Schlumberger Ltd (SLB), the globes largest oilfield services company, has shown strong resistance against the historical headwinds that sent U.S. oil rig counts down to only 317 in the mid of this year after they had peaked to 1,609 rigs in October 2014. The steep fall in the U.S. rig counts was as a result of the dramatic plunge in crude oil prices from over $100 a barrel to only $27 a barrel in the beginning of this year.

With Schlumberger operating in every part of the world while having significant exposure to the U.S. energy market, it lost a huge chunk of its revenue and earnings compared to earlier periods.

The company’s revenues slipped from $48 billion in 2014 to only $35 billion in the fiscal year 2015. The company’s management has indicated that its revenue could slip further this year despite acquisition of Cameron, which added almost $1.5B to SLB’s revenue in the second quarter of 2016.

Improving Schlumberger’s Fundamentals

Despite facing historic depression in the energy markets all over the world, Schlumberger remains very sound financially. This has further allowed it to take advantage of the downturn in the business environment and use it as a chance to capitalize on growth opportunities along with molding its business model and cost structure in readiness for the up-cycle.

SLB expanded its technology portfolio with a series of small acquisitions, including the acquisition of Saltel Industries, Omron Oilfield and Marine, Inc., and Xtreme Drilling and Coil Services Corp. The acquisition of Cameron International will enhance its subsea equipment manufacturing capabilities.

The company’s latest financial results are also showing light at the end of the tunnel. The second quarter results clearly demonstrate that SLB’s business fundamentals are slightly improving. Though its revenue declined on year over year basis, the improvement of 10% in revenue on a sequential basis represents signs of improvement. The company’s revenue generation significantly outperformed the industry’s average of a negative 25% drop in the U.S. land oil rig count.

Strong Liquidity Reduces Threats

Amidst falling revenues and declining earnings, Schlumberger’s strong liquidity position allows it to thrive in a depressed environment. It has capitalized on several growth opportunities and significantly reduced its share count while also sustaining its dividends.

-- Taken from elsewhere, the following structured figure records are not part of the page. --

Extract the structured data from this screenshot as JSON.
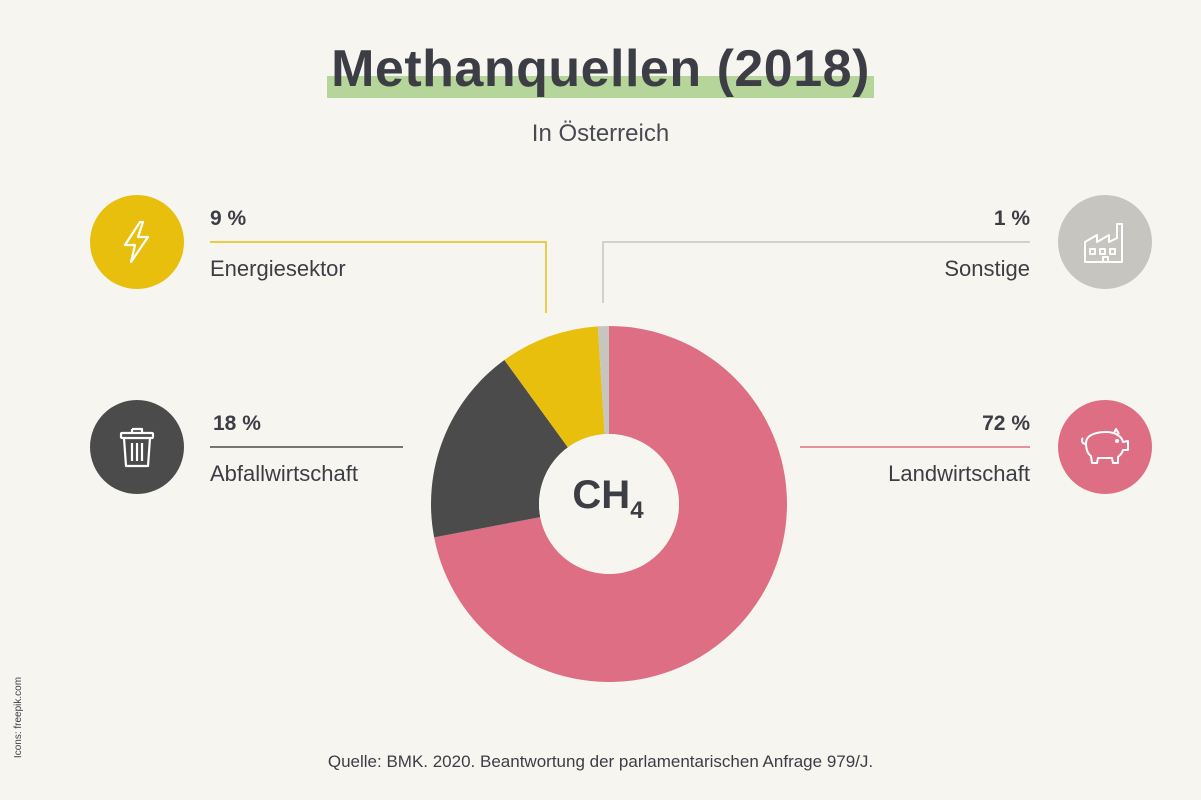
{
  "header": {
    "title": "Methanquellen (2018)",
    "subtitle": "In Österreich"
  },
  "center": {
    "formula": "CH",
    "subscript": "4"
  },
  "colors": {
    "landwirtschaft": "#dd6e84",
    "abfallwirtschaft": "#4b4b4b",
    "energiesektor": "#e8bf0c",
    "sonstige": "#c6c5c0",
    "highlight": "#b5d59a"
  },
  "icons": {
    "energiesektor": "lightning-icon",
    "sonstige": "factory-icon",
    "abfallwirtschaft": "trash-can-icon",
    "landwirtschaft": "pig-icon"
  },
  "labels": {
    "energiesektor": {
      "pct": "9 %",
      "name": "Energiesektor"
    },
    "sonstige": {
      "pct": "1 %",
      "name": "Sonstige"
    },
    "abfallwirtschaft": {
      "pct": "18 %",
      "name": "Abfallwirtschaft"
    },
    "landwirtschaft": {
      "pct": "72 %",
      "name": "Landwirtschaft"
    }
  },
  "chart_data": {
    "type": "pie",
    "title": "Methanquellen (2018)",
    "subtitle": "In Österreich",
    "donut": true,
    "categories": [
      "Landwirtschaft",
      "Abfallwirtschaft",
      "Energiesektor",
      "Sonstige"
    ],
    "values": [
      72,
      18,
      9,
      1
    ],
    "unit": "%",
    "colors": [
      "#dd6e84",
      "#4b4b4b",
      "#e8bf0c",
      "#c6c5c0"
    ]
  },
  "footer": {
    "source": "Quelle: BMK. 2020. Beantwortung der parlamentarischen Anfrage 979/J.",
    "credit": "Icons: freepik.com"
  }
}
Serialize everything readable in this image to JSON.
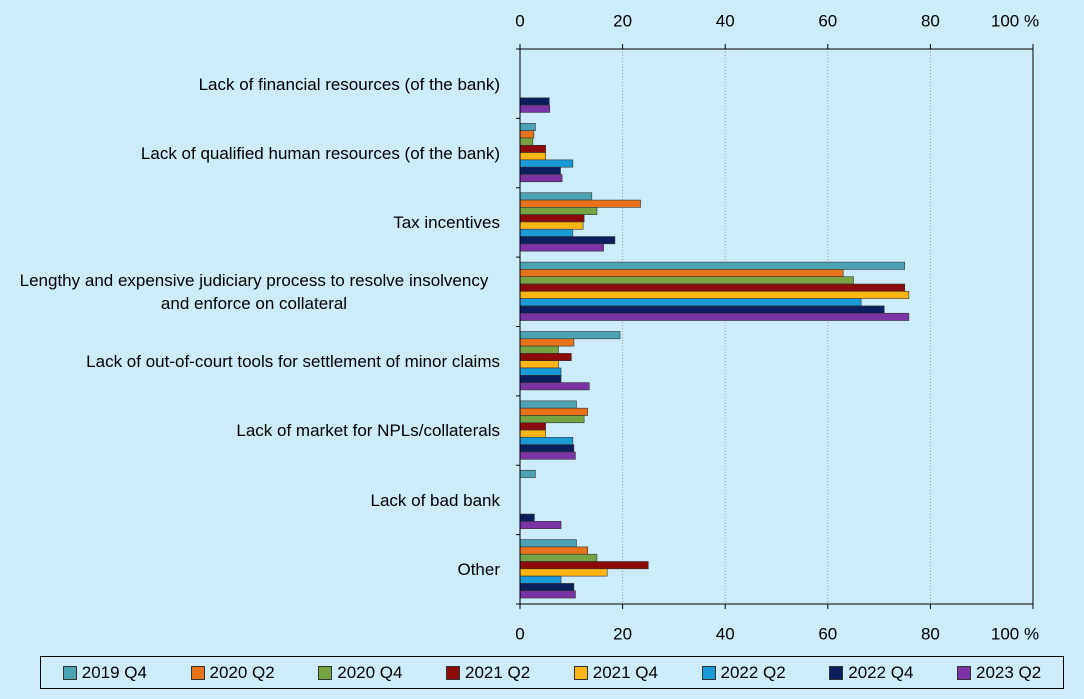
{
  "chart_data": {
    "type": "hbar",
    "categories": [
      "Lack of financial resources (of the bank)",
      "Lack of qualified human resources (of the bank)",
      "Tax incentives",
      "Lengthy and expensive judiciary process to resolve insolvency and enforce on collateral",
      "Lack of out-of-court tools for settlement of minor claims",
      "Lack of market for NPLs/collaterals",
      "Lack of bad bank",
      "Other"
    ],
    "series": [
      {
        "name": "2019 Q4",
        "color": "#4ba3b4",
        "values": [
          0,
          3,
          14,
          75,
          19.5,
          11,
          3,
          11
        ]
      },
      {
        "name": "2020 Q2",
        "color": "#e8731a",
        "values": [
          0,
          2.7,
          23.5,
          63,
          10.5,
          13.2,
          0,
          13.2
        ]
      },
      {
        "name": "2020 Q4",
        "color": "#77a443",
        "values": [
          0,
          2.5,
          15,
          65,
          7.5,
          12.5,
          0,
          15
        ]
      },
      {
        "name": "2021 Q2",
        "color": "#8b0a0a",
        "values": [
          0,
          5,
          12.5,
          75,
          10,
          5,
          0,
          25
        ]
      },
      {
        "name": "2021 Q4",
        "color": "#fdb515",
        "values": [
          0,
          5,
          12.3,
          75.8,
          7.5,
          5,
          0,
          17
        ]
      },
      {
        "name": "2022 Q2",
        "color": "#1b9ad8",
        "values": [
          0,
          10.3,
          10.3,
          66.5,
          8,
          10.3,
          0,
          8
        ]
      },
      {
        "name": "2022 Q4",
        "color": "#0b1f5e",
        "values": [
          5.7,
          7.9,
          18.5,
          71,
          8,
          10.5,
          2.8,
          10.5
        ]
      },
      {
        "name": "2023 Q2",
        "color": "#7b34a6",
        "values": [
          5.8,
          8.2,
          16.3,
          75.8,
          13.5,
          10.8,
          8,
          10.8
        ]
      }
    ],
    "xlim": [
      0,
      100
    ],
    "xticks": [
      0,
      20,
      40,
      60,
      80,
      {
        "value": 100,
        "label": "100 %"
      }
    ],
    "grid": true
  }
}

In the second quarter, it generated a free cash flow of $0.9 billion, whereas dividend payments accounted for only $626 million.

The company’s strong cash position and potential to expand its free cash flows even in a volatile environment suggests that its dividends are safe and the company can invest in any growth opportunity that aligns with its business model and future strategies.

Conclusion

Schlumberger’s share price has surged by nearly 16% since the start of this year, which means that investors have confidence in this oilfield services giant and its potential to survive in the down cycle while re-establishing its foot-prints for future growth. Market fundamentals are improving slightly for oilfield services companies considering the growth in oil rig counts, crude oil prices and the expected growth in U.S. oil production volumes. Therefore, Schlumberger is a good stock to hold, as the market has bottomed in the recent months and it is on verge of achieving a steady rebound.